Census Bureau: New Residential Home Sales Increase 25.3 Percent

by Chicago Agent


New residential home sales were up yet again in July, increasing by more than 25 percent from last year; even more promising, though, was inventory levels, which continue to stabilize.

By Peter Ricci

New residential home sales increased 25.3 percent year-over-year in July to a seasonally adjusted annual rate of 372,000, according to the latest joint report from the U.S. Census Bureau and the Department of Housing and Urban development.

From June to July, new residential home sales also increased, rising 3.6 percent from June’s revised rate of 359,000. This is the second piece of positive home sales data in as many days, following yesterday’s optimistic existing-home sales report from the National Association of Realtors.

New Residential Home Sales Price and New Home Inventory

In addition to its data on new residential home sales, the Census Bureau also released information on the median sales price and inventory for the new home market.

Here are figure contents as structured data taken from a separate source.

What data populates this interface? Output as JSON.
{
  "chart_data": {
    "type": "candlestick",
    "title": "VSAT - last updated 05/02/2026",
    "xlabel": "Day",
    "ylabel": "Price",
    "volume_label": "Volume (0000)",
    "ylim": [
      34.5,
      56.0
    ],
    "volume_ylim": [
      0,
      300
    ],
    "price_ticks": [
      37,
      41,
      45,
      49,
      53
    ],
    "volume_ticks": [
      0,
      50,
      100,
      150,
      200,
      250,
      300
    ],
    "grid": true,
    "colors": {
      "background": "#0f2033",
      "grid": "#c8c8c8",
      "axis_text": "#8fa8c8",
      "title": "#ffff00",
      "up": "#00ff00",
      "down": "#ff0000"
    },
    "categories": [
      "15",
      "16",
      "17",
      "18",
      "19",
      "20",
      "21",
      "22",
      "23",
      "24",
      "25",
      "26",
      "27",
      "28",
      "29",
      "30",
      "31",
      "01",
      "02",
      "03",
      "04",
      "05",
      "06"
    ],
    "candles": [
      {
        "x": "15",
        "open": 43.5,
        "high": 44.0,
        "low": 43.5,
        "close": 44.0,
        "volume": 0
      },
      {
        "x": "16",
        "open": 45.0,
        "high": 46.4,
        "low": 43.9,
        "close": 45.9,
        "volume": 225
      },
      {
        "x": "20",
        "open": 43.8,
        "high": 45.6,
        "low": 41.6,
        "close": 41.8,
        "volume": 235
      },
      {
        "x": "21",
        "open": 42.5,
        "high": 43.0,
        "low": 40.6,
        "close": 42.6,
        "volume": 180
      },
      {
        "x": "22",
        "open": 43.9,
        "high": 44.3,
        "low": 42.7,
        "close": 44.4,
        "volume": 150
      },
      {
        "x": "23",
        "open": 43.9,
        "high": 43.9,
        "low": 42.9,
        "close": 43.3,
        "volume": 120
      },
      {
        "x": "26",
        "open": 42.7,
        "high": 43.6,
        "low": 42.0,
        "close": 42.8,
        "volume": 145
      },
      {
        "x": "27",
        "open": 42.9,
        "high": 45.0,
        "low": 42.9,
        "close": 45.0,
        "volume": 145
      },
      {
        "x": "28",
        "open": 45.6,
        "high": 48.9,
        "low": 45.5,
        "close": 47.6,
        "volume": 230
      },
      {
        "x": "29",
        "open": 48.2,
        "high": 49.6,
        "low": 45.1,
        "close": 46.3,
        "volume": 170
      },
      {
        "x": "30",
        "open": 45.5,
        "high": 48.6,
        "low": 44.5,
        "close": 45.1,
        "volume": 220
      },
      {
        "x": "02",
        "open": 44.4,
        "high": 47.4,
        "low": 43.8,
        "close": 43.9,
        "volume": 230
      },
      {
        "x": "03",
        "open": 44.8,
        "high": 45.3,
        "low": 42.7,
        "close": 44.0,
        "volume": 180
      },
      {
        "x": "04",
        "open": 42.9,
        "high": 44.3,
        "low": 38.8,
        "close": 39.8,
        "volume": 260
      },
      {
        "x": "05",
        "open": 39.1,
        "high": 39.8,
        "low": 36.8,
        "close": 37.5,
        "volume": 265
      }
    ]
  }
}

  • The median sales price for new homes was $224,200 in July, and the average sales price was $263,200.
  • Though the Census Bureau does not compare new home prices month-to-month, we did a quick computation and found the median sales price was down 3.6 percent from June, and the average sales price was down 4.9 percent.
  • The housing inventory for new homes at the end of July was 142,000, or 4.6 months of supply, a slight reduction from the 4.9 months in June. Still, as Bill McBride pointed out on Calculated Risk, less than six months supply is a normal supply.

What to Watch For – New Housing Inventory

As with yesterday’s existing-home sales, inventory will be the big thing to watch in the coming months as housing continues its slow, steady recovery.

Still, is worthwhile to point out just how far housing has come since 2008. For instance, new housing inventory – which was severely bloated following the bursting of the housing bubble – was 12.1 months supply in January 2009, so July’s 4.6 months represents a dramatic absorption of excess housing inventory by the market.

“Even though sales are still very low, new home sales have clearly bottomed,” McBride wrote.

And the only place to go from the bottom is up – so in the coming months, watch new residential home sales closely.